Because when she stands there, I don’t want her to be a precious hothouse flower who has spent her childhood being sheltered from all of the things that make up life. I want her to be a hardy, outdoor plant who can spread her roots deep in the soil and weather a storm well. I want her to be independent, imaginative, confident, well-traveled, full of experience and ready to take on the world.

To do that, we have to get dirty together.

Dumptruck in a Disney Bag and a Clean-Up Dog

Our little Joy turned three last Saturday. Joy is a great name for her because she is so completely full of giggles. For her birthday, we went to San Antonio for the weekend because a family get-away sounded more fun for everyone than a party. We’re lucky to have a big family in town who get together for birthdays and have enough children to be a ready-made party, so we’ll have cake with cousins at the end of the month. We went to Sea World the day before her birthday on what was the weirdest cold and rainy day we’ve had in months–I love Texas. Of course it was 45 degrees on March 9. We went to the Rain Forest Cafe for lunch on her actual birthday and the waitress told her she was the jungle princess right before they sang “Happy Birthday,” so she’s been telling me she’s a jungle princess as if it’s a real role she has to work hard to fill.

When she woke up on her birthday, Joy just started giggling and she didn’t stop. She’s asked for two things for the last several weeks: a dumptruck and a clean-up dog. As far as I can tell, a clean-up dog is her own invention. She wants a real dog that will clean all her toys up with its mouth and vacuum for her (don’t we all?). In desperation, I took her to a toy store to give me a clue what she meant and immediately, she fell in love with this little creature:

Which of course makes sense, since the dog looks just like a dust buster. I bought her the cute broom and dustpan set and put them in a box. When she opened the Disney bag that held the dumptruck and unwrapped her weird little clean-up dog, she was so excited. I love her at this age–she knows exactly what she wants and she’s happy as a lark when she gets it. I only hope every birthday is as successful as this one for our quirky, adorable little girl.

My Own Privilege

To round out my seek of identity posts based on “The Awakening,” I just want to add that my education and my background and even my skin color give me privileges that I need to be aware of. So often I see blogs about being stay-at-home moms that don’t recognize the economic privilege that we have that enables us to spend most of our time at home with our kids. I work part-time, a luxury I choose because my husband has a lovely flexible job that enables him to also be with our children, and we make enough money to afford a home that, while pretty small by US middle-class standards, is enormous and decadent compared to most places in the world.

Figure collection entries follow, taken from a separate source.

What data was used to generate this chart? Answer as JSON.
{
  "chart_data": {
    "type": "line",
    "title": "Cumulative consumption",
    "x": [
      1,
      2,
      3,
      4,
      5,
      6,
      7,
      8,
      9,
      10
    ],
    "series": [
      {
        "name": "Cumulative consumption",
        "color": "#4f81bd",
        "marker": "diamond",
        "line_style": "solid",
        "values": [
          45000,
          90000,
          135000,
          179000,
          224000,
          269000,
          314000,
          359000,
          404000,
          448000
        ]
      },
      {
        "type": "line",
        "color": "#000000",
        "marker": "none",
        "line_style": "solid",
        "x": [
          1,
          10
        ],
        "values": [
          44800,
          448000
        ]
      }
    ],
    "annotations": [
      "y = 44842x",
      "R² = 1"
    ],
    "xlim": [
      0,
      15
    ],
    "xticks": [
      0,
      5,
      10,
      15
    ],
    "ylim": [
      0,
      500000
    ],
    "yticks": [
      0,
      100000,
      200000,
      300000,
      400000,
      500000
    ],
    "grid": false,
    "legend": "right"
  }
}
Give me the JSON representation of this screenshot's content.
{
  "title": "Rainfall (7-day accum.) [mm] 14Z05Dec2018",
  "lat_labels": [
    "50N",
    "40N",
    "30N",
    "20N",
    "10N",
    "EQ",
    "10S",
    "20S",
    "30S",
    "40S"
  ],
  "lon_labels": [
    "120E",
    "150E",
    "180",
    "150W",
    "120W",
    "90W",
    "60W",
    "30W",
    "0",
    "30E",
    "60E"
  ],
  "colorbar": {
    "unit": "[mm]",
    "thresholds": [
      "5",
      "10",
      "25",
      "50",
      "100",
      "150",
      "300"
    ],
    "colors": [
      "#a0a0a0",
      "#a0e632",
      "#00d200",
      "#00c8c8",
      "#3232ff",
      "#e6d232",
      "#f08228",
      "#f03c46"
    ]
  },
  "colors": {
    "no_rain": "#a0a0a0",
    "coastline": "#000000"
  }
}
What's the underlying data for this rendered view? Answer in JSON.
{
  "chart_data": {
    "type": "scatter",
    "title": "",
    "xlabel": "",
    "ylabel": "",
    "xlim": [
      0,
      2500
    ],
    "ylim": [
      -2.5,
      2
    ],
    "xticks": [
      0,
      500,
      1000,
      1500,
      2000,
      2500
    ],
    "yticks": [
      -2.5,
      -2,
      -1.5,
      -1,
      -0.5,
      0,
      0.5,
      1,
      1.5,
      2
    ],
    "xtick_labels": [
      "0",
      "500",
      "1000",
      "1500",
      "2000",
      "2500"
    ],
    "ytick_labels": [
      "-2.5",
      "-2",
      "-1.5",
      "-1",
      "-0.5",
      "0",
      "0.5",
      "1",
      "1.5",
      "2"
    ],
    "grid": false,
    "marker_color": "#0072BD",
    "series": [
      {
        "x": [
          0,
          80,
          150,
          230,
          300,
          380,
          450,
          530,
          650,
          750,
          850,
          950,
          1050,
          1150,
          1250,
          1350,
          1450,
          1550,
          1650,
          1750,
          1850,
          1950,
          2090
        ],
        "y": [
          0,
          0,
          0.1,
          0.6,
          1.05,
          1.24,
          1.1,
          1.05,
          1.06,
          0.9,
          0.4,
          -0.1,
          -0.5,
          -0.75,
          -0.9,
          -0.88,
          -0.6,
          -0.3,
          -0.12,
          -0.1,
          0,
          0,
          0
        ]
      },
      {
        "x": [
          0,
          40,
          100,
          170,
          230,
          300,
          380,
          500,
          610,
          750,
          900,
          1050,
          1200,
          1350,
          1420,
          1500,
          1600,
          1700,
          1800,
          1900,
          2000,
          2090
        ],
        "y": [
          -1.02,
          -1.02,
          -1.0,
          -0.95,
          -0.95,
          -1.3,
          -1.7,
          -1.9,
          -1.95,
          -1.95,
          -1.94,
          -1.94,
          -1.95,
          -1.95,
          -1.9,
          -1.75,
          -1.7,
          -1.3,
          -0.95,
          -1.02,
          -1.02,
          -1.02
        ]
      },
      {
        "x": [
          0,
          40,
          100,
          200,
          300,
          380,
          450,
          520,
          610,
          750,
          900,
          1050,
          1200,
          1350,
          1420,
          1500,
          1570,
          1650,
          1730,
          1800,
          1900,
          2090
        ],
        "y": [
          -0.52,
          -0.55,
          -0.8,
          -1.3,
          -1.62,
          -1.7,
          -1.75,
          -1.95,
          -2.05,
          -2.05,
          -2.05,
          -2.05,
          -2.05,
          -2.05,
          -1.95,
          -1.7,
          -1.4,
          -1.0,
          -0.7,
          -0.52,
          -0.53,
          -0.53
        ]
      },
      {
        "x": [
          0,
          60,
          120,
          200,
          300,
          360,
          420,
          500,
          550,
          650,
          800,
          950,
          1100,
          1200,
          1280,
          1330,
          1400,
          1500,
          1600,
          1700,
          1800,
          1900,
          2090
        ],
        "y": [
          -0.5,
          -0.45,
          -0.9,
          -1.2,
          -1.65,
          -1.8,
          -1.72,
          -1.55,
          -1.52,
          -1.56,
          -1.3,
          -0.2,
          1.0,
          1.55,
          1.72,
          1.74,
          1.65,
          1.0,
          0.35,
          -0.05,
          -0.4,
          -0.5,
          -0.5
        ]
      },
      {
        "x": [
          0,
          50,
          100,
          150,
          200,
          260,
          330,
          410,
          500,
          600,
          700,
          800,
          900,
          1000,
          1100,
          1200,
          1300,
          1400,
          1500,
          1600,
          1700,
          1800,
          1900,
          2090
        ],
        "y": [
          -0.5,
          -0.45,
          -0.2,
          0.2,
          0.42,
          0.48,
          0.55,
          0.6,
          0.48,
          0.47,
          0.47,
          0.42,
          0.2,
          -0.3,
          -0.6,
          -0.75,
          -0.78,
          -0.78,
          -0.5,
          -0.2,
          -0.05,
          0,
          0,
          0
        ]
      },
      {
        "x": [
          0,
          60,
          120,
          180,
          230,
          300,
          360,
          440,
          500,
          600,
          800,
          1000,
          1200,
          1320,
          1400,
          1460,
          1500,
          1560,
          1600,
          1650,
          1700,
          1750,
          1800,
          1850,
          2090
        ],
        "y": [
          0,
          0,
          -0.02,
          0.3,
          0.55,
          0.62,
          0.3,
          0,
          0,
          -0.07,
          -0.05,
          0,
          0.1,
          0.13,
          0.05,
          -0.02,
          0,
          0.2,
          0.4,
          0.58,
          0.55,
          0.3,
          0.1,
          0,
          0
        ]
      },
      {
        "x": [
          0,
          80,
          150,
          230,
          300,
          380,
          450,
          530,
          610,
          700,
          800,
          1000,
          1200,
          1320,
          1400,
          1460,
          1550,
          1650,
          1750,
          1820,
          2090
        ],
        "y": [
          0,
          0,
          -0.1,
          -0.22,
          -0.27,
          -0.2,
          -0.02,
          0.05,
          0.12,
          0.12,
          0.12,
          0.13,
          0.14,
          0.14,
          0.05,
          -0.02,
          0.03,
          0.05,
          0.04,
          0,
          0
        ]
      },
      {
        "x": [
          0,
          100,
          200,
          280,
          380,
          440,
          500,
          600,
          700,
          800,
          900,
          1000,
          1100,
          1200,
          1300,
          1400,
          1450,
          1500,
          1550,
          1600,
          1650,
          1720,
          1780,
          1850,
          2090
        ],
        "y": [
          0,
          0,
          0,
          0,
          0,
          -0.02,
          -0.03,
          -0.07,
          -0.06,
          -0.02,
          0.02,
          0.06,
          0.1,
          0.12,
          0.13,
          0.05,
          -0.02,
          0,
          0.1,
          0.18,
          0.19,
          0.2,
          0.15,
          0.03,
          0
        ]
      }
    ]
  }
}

The first part of privilege is identifying it. I need to be able to say that I realize that staying-at-home, even part time, is not a choice most of the women in the world are able to make. And as a Christian who feels called to make a difference, I think I need to do something with my comparative wealth and privilege. That’s part of why we started Hill Tribers. It’s part of why we’re adopting. It’s also part of why we struggle to know whether we’re doing enough. Because while we look at the white privileged culture around us and think we might not be doing enough to “keep up with the Joneses,” in reality our lives are very, very cushy. And I don’t want to feel guilty about it, I want to feel proactive.

Identifying my privilege allows me to resist the desire for more and better and pushes me to use what I have to bless others.